The Ancient Modern
A Further Conversation on the Elixir of Life / Joshua Alan Sturgill
The old man who discovered the Elixir of Life offered many other intriguing words.
He once said, “I have a ladder inside my soul. It stands on my heart, and its top reaches to the Sun.”
“Who travels on such a tall ladder?” I asked him. “It would take a long time to climb all the way to the Sun.”
When he smiled, I understood my mistake. “What are time and distance?” he asked, with a gentle directness that meant it was not a rhetorical question.
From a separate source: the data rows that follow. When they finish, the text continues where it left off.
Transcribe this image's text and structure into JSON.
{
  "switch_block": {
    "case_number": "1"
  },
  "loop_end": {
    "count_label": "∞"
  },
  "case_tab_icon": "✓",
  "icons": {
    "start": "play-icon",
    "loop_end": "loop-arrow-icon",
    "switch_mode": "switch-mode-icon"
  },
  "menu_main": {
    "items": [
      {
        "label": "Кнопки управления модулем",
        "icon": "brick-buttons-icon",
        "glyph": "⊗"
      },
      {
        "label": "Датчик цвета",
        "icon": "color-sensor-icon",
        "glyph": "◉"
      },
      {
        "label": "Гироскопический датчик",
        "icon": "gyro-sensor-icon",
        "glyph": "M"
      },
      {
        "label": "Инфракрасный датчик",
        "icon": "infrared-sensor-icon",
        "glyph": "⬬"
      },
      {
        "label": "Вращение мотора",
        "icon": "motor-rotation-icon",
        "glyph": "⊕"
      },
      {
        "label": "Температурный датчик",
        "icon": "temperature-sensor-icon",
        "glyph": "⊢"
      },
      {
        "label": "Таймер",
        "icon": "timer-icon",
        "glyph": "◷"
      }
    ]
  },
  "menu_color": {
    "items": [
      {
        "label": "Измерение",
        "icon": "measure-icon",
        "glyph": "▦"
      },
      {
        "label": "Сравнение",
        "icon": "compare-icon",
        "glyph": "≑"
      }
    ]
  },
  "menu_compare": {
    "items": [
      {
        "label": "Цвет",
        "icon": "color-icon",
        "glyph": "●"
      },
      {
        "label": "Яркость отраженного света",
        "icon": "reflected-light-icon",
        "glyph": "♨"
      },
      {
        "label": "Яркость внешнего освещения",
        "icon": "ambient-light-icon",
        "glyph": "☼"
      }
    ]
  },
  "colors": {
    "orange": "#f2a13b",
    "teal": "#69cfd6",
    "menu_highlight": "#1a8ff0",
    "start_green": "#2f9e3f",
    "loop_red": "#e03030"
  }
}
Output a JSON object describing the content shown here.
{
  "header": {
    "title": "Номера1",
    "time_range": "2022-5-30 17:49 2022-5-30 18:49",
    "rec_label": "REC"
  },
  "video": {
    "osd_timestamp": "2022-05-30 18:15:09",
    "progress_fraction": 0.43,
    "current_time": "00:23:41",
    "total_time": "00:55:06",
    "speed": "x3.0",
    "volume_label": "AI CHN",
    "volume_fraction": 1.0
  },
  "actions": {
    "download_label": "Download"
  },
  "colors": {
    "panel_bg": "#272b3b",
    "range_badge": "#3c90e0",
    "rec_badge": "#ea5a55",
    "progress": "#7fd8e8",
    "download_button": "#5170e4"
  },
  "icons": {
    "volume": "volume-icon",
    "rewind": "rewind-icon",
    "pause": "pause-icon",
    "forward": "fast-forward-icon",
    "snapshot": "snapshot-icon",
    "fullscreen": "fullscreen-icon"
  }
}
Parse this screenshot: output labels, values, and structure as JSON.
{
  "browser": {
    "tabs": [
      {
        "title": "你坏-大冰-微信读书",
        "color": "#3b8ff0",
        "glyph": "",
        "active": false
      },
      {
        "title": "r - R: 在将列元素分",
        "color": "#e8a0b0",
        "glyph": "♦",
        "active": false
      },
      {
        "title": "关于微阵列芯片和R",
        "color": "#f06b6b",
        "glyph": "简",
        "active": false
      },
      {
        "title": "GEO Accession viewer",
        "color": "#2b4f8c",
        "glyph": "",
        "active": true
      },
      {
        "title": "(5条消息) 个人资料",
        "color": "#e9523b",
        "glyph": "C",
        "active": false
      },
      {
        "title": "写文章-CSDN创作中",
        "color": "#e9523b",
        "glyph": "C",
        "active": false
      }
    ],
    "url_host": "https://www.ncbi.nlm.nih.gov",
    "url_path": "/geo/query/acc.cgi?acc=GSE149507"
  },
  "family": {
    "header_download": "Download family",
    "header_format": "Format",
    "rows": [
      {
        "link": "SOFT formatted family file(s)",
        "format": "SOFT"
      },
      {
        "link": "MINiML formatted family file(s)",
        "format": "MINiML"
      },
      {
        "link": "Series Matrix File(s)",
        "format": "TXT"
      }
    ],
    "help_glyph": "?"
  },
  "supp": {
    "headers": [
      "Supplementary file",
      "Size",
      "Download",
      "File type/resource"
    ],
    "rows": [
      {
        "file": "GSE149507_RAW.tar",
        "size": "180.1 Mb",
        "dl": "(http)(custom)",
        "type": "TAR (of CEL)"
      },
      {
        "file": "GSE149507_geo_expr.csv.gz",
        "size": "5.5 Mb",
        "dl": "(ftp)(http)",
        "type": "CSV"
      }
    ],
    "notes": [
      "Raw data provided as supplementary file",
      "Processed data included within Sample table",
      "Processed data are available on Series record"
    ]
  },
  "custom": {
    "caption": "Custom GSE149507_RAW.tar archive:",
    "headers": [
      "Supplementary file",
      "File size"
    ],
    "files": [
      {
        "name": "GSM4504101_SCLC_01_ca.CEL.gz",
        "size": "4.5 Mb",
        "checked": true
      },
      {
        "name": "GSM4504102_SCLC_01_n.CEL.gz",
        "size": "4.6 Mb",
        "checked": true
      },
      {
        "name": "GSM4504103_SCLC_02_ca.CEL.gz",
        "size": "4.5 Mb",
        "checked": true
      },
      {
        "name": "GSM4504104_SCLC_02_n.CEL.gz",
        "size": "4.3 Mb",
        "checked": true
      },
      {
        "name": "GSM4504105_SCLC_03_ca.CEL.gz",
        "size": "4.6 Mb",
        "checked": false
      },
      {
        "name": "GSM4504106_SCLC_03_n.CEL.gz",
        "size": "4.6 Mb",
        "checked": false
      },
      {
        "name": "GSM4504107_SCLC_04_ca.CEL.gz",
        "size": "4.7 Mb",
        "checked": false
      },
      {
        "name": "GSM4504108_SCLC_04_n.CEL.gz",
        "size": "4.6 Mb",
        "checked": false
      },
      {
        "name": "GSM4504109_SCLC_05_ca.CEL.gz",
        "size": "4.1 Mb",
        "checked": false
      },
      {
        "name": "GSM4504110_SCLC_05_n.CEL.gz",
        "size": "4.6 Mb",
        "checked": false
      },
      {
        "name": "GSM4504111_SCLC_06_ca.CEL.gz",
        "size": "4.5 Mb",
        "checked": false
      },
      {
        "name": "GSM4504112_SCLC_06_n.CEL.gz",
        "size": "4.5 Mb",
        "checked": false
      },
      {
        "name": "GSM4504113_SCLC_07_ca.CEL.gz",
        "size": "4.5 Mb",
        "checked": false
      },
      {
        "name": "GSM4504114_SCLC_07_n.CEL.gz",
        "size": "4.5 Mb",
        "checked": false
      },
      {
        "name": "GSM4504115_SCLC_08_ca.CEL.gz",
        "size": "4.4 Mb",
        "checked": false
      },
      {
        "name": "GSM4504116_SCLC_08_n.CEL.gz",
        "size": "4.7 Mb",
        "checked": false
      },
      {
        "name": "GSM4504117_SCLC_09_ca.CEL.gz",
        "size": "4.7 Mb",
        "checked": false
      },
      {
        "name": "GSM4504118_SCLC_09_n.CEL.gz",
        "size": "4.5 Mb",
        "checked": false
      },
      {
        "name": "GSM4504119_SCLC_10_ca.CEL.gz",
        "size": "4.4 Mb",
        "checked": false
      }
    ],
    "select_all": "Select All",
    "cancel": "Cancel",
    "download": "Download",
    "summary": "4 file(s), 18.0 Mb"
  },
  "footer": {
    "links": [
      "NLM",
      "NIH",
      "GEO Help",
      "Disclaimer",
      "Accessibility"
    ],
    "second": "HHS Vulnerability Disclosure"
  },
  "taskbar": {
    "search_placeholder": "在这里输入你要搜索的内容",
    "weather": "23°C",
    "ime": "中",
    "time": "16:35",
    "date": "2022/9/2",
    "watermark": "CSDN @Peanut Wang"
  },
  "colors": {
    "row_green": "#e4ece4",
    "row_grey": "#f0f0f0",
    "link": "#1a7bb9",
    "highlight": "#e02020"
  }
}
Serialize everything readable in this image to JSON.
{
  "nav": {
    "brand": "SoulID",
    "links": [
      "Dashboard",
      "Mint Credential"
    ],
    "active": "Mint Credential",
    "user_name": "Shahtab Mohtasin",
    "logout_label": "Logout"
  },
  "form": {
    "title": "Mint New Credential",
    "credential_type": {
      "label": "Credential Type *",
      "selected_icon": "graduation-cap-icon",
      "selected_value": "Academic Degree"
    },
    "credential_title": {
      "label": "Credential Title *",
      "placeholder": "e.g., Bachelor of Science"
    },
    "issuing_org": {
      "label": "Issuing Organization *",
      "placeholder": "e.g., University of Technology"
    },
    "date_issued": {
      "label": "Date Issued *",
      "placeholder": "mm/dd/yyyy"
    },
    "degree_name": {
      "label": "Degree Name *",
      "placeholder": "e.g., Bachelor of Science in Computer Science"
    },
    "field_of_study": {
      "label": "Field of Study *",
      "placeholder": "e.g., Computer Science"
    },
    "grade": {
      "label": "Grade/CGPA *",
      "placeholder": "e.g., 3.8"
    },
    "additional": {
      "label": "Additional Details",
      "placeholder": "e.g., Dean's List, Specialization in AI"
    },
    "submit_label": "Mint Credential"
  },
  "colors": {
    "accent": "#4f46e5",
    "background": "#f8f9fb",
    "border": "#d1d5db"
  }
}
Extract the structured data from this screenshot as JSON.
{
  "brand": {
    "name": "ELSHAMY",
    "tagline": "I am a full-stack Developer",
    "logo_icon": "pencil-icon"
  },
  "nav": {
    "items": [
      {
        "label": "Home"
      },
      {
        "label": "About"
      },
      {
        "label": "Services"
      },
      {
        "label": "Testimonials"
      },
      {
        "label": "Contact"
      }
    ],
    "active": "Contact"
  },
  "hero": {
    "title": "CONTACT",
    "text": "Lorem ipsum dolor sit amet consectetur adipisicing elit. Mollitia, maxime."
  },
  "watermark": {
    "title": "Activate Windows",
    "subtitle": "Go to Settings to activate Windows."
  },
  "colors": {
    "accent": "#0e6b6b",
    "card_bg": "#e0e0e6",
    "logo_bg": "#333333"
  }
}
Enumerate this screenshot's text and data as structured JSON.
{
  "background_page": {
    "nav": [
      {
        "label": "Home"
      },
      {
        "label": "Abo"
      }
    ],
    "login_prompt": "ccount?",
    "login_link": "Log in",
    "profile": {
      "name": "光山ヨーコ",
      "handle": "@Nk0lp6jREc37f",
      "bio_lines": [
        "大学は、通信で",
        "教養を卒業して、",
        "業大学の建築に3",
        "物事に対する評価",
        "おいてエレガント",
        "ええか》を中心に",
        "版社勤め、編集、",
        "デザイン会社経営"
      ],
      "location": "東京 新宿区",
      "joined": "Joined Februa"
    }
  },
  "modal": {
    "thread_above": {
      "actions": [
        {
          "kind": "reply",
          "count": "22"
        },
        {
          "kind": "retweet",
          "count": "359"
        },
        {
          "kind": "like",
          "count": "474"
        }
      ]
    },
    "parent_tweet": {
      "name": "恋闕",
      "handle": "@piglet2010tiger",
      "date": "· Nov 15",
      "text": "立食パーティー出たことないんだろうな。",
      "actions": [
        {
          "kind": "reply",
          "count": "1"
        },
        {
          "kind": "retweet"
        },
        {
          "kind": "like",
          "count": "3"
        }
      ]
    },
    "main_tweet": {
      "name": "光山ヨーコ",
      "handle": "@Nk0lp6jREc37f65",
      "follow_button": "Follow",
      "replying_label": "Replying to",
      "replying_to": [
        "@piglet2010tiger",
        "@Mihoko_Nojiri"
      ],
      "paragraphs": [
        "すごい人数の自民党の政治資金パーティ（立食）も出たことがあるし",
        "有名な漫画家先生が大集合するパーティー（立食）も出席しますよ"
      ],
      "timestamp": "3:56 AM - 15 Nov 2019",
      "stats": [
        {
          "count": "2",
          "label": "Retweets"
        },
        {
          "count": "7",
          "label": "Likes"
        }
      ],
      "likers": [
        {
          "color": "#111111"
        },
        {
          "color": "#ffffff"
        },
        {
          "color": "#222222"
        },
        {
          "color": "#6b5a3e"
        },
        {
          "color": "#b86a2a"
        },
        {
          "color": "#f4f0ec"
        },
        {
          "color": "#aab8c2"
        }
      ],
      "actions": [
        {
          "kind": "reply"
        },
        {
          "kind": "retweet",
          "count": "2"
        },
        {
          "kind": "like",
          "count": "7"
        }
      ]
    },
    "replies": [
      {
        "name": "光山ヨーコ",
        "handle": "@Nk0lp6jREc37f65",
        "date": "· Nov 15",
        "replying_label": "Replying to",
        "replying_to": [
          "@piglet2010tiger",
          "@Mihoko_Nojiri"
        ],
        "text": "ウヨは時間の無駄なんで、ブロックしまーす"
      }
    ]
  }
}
“I suppose time and distance are quantities or forces. Or…maybe they’re relationships between things.” This second idea seemed better.
“Time and distance are images of Truth,” he said. “The heart does not move. And in just a few steps, the Sun can come down the ladder. On grey days, and in Winter often, I call Him and speak with Him secretly.”
A strange question came suddenly to mind and I ventured, “What does your heart look like?”
“A room with seven walls,” he replied. “With patience, every wall becomes a window.”
“Will the Sun come to visit me?”
“If you build Him a ladder. The ladder is not different from the Elixir of Life.”
“But I have looked, and I don’t know how to find it or make it— or build it,” I said sadly.
We were walking through a meadow. The sage found the seed pod of a flowering vine and broke it open. He shook out the seeds on a little patch of bare ground. He seemed to address these next words to the seeds:
“The Elixir of Life is easy to find. The drinker only needs the proper cup:
A silver chalice,
it rests on two stems
and bears two handles.
Seven vents pierce the lid,
where vapors of Elixir
may flow freely.
Within the chalice,
a single ruby stands
mounted on posts of gold.
The silver will be tarnished, but this does not affect the potency of the liquor. When the drinker finds the cup, he may drink as much as he can. Sulfur dissipates, and the silver gleams brighter the longer the cup is used.”
But I have never felt comfortable in my own skin, I thought. I am always hoping for somewhere else. So these words were difficult for me to hear.
“Everything is outside of me, far away,” I said. “The Sun and Moon and all the dreams I would like to pursue. I don’t have the patience. I feel like I’m a train set on tracks that it can’t change, going to a place it can’t choose.”
In our previous conversation, I was frightened. Now I felt a rising swell of despair coming up from deep inside myself—a great mountain of melancholy, as if the despair was not only mine but the shared sadness of many people.
“Even sadness proves the size of the soul,” said the old man, though I had mentioned nothing of my emotion. “Can you not see how it comes from deep inside you—perhaps, even from a depth greater than the distance to the Sun?”
“But what should I do?”
“Rest quietly. And don’t be too quick to escape from despair. Your sadness is surveying the land, preparing to build the ladder even while lamenting that it can’t be built.”